TIMESBANYUWANGI, JAKARTA – Ketua Komisi II DPR RI Zainudin Amali menyebut disahkannya Peraturan Pemerintah (PP) tentang bantuan keuangan partai politik (parpol) akan memberikan dampak signifikan pada proses demokrasi di internal partai. 

"Saya mendukung kenaikan dana parpol, supaya proses demokratisasi di internal partai itu juga makin baik," tutur Zainudin dalam pesan teks kepada TIMES Indonesia (timesindonesia.co.id), Kamis (11/01/2018).

Diketahui, Presiden Joko Widodo (Jokowi) telah menandatangani PP Nomor 1/2018 tentang Bantuan Keuangan Partai Politik (parpol).
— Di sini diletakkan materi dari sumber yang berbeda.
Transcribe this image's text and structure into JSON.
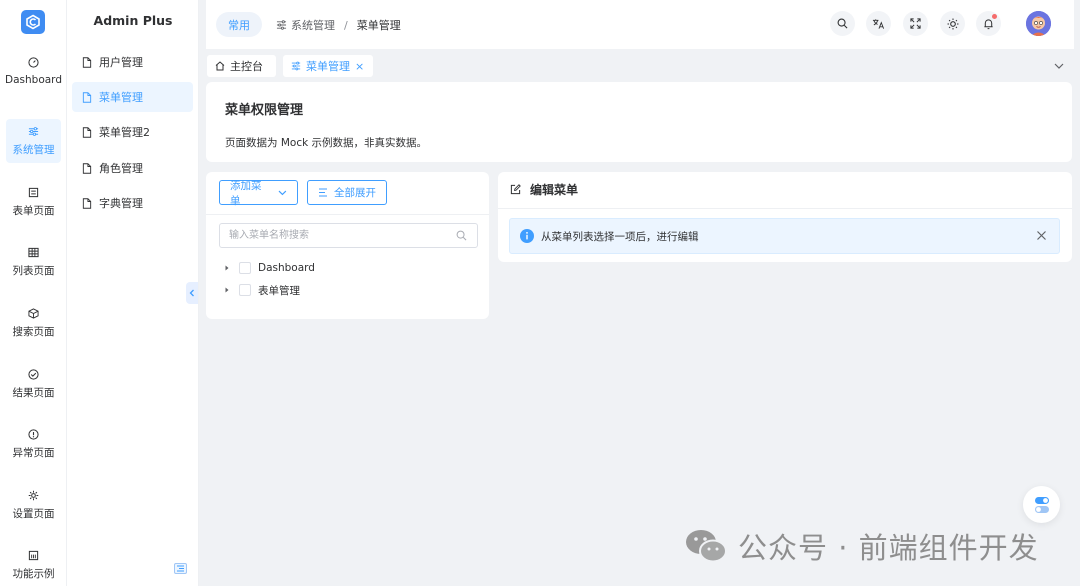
{
  "brand": {
    "title": "Admin Plus",
    "accent": "#409eff",
    "logo_color": "#3f8cf2"
  },
  "rail": {
    "items": [
      {
        "label": "Dashboard",
        "icon": "gauge-icon",
        "active": false
      },
      {
        "label": "系统管理",
        "icon": "sliders-icon",
        "active": true
      },
      {
        "label": "表单页面",
        "icon": "form-icon",
        "active": false
      },
      {
        "label": "列表页面",
        "icon": "grid-icon",
        "active": false
      },
      {
        "label": "搜索页面",
        "icon": "cube-icon",
        "active": false
      },
      {
        "label": "结果页面",
        "icon": "check-circle-icon",
        "active": false
      },
      {
        "label": "异常页面",
        "icon": "warning-circle-icon",
        "active": false
      },
      {
        "label": "设置页面",
        "icon": "gear-icon",
        "active": false
      },
      {
        "label": "功能示例",
        "icon": "calendar-icon",
        "active": false
      }
    ]
  },
  "sidebar": {
    "items": [
      {
        "label": "用户管理",
        "active": false
      },
      {
        "label": "菜单管理",
        "active": true
      },
      {
        "label": "菜单管理2",
        "active": false
      },
      {
        "label": "角色管理",
        "active": false
      },
      {
        "label": "字典管理",
        "active": false
      }
    ]
  },
  "header": {
    "pill": "常用",
    "breadcrumb": {
      "parent": "系统管理",
      "sep": "/",
      "current": "菜单管理"
    }
  },
  "tabs": [
    {
      "label": "主控台",
      "icon": "home-icon",
      "active": false
    },
    {
      "label": "菜单管理",
      "icon": "sliders-icon",
      "active": true,
      "close": "×"
    }
  ],
  "page": {
    "title": "菜单权限管理",
    "desc": "页面数据为 Mock 示例数据，非真实数据。"
  },
  "tree_panel": {
    "add_button": "添加菜单",
    "expand_button": "全部展开",
    "search_placeholder": "输入菜单名称搜索",
    "nodes": [
      {
        "label": "Dashboard"
      },
      {
        "label": "表单管理"
      }
    ]
  },
  "edit_panel": {
    "title": "编辑菜单",
    "alert": "从菜单列表选择一项后，进行编辑"
  },
  "watermark": {
    "text": "公众号 · 前端组件开发"
  }
}
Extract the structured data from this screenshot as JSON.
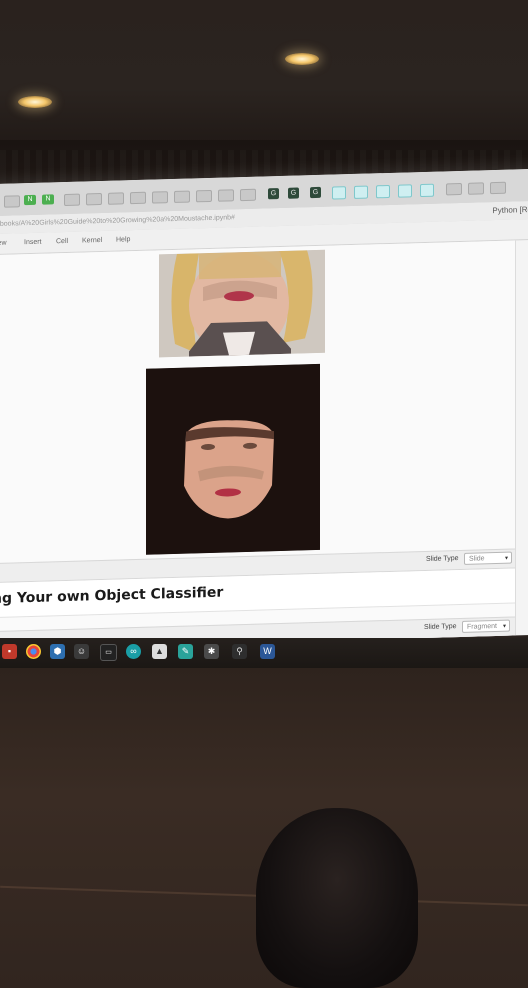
{
  "browser": {
    "url": "ebooks/A%20Girls%20Guide%20to%20Growing%20a%20Moustache.ipynb#",
    "kernel_indicator": "Python [Ro",
    "tab_labels": [
      "N",
      "N",
      "G",
      "G",
      "G"
    ]
  },
  "notebook": {
    "menu": [
      "iew",
      "Insert",
      "Cell",
      "Kernel",
      "Help"
    ],
    "slide_toolbar_1": {
      "label": "Slide Type",
      "value": "Slide"
    },
    "heading": "ng Your own Object Classifier",
    "slide_toolbar_2": {
      "label": "Slide Type",
      "value": "Fragment"
    }
  },
  "images": [
    {
      "name": "face-blonde-moustache",
      "background": "#cfcac3"
    },
    {
      "name": "face-mask-black-background",
      "background": "#1a100d"
    }
  ],
  "taskbar": {
    "icons": [
      "app-icon",
      "chrome-icon",
      "network-icon",
      "person-icon",
      "terminal-icon",
      "arduino-icon",
      "photos-icon",
      "notepad-icon",
      "tool-icon",
      "magnifier-icon",
      "word-icon"
    ]
  },
  "colors": {
    "screen_bg": "#f4f4f4",
    "room_dark": "#1c1410",
    "tab_green": "#4caf50"
  }
}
PP yang disahkan tersebut merupakan revisi atas PP 5/2009.

Terdapat tiga pasal dari PP 5/2009 yang diubah melalui PP 1/2018, yaitu Pasal 5, Pasal 9 dan Pasal 16. Pada Pasal 5, besaran bantuan keuangan Parpol dari Rp 108 per suara dinaikkan menjadi Rp 1.000 per suara sah.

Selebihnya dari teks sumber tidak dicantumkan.